Breadth, length, depth, and height. In my attempting to open these words, I will give you some that are of the same kind. And then show you, first, the reasons of them; and then also, secondly, something of their fullness.
Those [words] of the same kind are used sometimes a) to shew us the power, force, and subtlety of the enemies of God’s Church (Dan 4:11; Rom 8:38-39), but [sometimes] b) most properly to shew us the infinite and unsearchable greatness of God (Job 11:7-9; Rom 11:33). They are here to be taken in this second sense, that is, to suggest unto us the unsearchable and infinite greatness of God — Who is a breadth beyond all breadths, a length beyond all lengths, a depth beyond all depths, and a height beyond all heights; and that in all His attributes. He is an eternal being, an everlasting being, and in that respect He is beyond all measures, whether they be of breadth, length, depth, or height. In all His attributes, He is beyond all measure: whether you measure by words, by thoughts, or by the most enlarged and exquisite apprehension. His greatness is unsearchable; His judgments are unsearchable (Job 5:9); He is infinite in wisdom. “O! the depth of the riches both of the wisdom and knowledge of God!” (Rom 11:33). “If I speak of strength, lo, he is strong” (Job 9:19); yea, “the thunder of his power who can understand?” (Job 26:14). “There is none holy as the Lord” (1Sa 2:2); and, “his mercy is from everlasting to everlasting, upon them that fear him” (Psa 103:17).

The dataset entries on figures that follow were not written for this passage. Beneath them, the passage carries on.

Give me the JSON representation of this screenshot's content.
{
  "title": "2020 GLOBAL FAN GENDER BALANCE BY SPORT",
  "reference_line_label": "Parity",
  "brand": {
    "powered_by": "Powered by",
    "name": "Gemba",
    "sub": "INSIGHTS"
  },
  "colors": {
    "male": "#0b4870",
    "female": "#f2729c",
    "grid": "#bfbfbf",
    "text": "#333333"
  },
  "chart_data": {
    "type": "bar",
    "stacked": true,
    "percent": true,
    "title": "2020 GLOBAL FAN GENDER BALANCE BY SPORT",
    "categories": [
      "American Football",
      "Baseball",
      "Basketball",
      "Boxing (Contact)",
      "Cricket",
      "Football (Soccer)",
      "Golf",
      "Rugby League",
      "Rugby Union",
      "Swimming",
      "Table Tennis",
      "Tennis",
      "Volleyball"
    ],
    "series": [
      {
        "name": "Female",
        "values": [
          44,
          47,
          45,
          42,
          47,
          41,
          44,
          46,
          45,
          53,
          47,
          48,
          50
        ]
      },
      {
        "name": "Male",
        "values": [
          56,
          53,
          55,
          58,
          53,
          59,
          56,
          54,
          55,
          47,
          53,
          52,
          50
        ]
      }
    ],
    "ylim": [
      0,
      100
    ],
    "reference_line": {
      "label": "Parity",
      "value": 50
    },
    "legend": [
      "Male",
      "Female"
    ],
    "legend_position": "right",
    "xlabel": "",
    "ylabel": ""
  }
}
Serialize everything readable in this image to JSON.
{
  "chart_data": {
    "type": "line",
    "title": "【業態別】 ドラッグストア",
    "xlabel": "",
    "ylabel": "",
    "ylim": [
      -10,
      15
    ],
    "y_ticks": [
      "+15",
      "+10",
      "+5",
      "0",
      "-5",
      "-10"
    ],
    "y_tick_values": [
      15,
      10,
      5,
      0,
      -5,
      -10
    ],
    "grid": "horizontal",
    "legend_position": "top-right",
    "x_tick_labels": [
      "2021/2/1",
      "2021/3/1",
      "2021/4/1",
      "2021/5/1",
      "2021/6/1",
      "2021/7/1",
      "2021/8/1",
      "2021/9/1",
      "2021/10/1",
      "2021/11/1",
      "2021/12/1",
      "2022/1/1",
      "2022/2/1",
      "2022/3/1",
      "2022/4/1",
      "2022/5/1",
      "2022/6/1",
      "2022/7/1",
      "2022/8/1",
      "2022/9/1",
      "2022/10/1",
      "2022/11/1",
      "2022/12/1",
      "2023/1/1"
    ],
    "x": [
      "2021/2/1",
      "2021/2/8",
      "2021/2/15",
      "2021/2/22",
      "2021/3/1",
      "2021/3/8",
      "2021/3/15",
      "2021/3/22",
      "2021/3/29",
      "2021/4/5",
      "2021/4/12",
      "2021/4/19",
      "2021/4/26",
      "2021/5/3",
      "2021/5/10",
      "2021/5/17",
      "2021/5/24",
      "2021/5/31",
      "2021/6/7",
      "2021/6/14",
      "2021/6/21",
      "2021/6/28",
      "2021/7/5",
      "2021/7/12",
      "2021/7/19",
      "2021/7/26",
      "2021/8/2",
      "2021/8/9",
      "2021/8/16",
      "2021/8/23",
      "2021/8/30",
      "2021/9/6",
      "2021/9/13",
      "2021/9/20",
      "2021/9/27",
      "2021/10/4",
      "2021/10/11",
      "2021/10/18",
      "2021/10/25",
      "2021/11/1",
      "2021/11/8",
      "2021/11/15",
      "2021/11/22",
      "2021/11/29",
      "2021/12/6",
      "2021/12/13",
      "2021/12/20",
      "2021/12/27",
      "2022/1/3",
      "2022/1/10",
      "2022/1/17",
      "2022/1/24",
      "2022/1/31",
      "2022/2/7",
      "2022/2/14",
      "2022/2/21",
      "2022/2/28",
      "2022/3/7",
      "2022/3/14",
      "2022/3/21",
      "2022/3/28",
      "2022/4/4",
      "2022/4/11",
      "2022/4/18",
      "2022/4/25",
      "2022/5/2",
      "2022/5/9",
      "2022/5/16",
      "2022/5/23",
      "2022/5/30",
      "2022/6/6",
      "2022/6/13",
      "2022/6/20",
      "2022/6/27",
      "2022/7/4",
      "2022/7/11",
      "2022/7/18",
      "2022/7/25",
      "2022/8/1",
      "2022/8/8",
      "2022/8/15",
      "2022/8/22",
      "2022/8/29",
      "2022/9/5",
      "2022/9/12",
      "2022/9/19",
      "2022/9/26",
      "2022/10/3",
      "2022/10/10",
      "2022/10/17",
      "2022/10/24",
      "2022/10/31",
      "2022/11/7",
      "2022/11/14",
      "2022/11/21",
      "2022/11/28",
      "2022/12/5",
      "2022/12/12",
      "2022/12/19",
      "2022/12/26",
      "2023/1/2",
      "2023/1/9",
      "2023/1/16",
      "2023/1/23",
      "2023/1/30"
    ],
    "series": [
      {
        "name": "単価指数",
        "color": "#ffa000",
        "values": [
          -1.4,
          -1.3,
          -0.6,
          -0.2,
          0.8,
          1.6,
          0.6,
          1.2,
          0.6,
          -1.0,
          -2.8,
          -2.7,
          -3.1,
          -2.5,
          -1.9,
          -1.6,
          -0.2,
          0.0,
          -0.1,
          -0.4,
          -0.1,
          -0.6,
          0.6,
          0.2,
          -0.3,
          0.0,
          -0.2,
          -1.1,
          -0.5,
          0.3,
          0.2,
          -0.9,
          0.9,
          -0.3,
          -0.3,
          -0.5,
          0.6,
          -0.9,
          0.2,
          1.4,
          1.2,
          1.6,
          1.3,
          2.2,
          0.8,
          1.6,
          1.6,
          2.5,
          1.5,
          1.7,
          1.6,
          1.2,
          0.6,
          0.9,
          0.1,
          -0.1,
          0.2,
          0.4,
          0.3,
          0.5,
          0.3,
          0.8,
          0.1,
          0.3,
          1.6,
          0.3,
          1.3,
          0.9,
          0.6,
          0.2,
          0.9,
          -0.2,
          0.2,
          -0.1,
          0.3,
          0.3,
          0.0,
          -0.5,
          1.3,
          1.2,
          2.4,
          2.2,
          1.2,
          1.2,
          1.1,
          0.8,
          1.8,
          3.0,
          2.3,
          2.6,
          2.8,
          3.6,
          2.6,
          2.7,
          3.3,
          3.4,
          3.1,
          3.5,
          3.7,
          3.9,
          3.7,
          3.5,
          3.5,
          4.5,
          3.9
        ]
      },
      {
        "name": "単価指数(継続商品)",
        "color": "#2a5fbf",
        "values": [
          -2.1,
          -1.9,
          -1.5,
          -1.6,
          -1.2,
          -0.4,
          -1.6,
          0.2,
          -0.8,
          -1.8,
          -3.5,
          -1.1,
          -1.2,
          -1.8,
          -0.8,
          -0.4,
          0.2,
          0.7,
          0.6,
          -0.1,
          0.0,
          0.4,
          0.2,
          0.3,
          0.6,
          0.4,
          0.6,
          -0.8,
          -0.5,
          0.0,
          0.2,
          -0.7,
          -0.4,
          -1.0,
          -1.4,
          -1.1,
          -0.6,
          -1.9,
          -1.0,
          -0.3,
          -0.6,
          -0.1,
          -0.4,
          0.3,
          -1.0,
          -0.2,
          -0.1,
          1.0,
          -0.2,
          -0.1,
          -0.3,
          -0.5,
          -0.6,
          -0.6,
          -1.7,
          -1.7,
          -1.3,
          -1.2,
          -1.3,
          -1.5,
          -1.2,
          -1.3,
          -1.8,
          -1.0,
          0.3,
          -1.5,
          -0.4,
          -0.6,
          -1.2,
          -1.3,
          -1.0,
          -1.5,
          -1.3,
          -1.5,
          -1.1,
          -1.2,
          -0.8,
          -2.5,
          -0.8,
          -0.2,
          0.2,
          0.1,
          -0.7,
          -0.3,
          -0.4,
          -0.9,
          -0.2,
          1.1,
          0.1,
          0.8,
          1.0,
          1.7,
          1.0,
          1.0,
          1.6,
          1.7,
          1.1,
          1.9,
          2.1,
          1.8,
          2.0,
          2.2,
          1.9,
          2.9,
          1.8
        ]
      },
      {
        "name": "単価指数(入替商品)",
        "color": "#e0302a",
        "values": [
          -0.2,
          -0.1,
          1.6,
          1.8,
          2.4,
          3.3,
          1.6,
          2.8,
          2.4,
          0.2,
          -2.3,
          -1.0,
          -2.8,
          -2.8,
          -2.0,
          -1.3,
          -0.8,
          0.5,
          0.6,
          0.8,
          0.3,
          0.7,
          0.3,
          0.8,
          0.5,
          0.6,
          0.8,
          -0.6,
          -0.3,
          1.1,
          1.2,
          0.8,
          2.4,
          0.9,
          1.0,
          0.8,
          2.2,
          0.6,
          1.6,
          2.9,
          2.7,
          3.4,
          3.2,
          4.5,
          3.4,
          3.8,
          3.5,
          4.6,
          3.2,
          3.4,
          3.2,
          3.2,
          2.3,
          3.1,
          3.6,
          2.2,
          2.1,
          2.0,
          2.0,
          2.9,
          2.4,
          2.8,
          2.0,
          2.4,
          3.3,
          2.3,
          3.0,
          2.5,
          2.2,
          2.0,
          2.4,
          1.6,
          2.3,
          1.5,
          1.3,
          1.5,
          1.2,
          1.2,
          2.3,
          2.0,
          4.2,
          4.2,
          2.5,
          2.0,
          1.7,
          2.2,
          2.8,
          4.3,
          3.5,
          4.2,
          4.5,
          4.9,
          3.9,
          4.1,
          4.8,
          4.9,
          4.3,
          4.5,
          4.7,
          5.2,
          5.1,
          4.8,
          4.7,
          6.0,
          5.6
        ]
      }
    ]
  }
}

If rightly considered, the greatness of God, of the God and Father of our Lord Jesus Christ, is that which will support the spirits of those of His people that are frighted with the greatness of their adversaries — for here is a greatness against a greatness. Pharaoh was great, but God more great: more great in power, more great in wisdom, more great every way for the help of His people; wherein they dealt proudly, He was above them. These words for this people, therefore, take in the great God, Who in His immensity and infinite greatness is beyond all beings.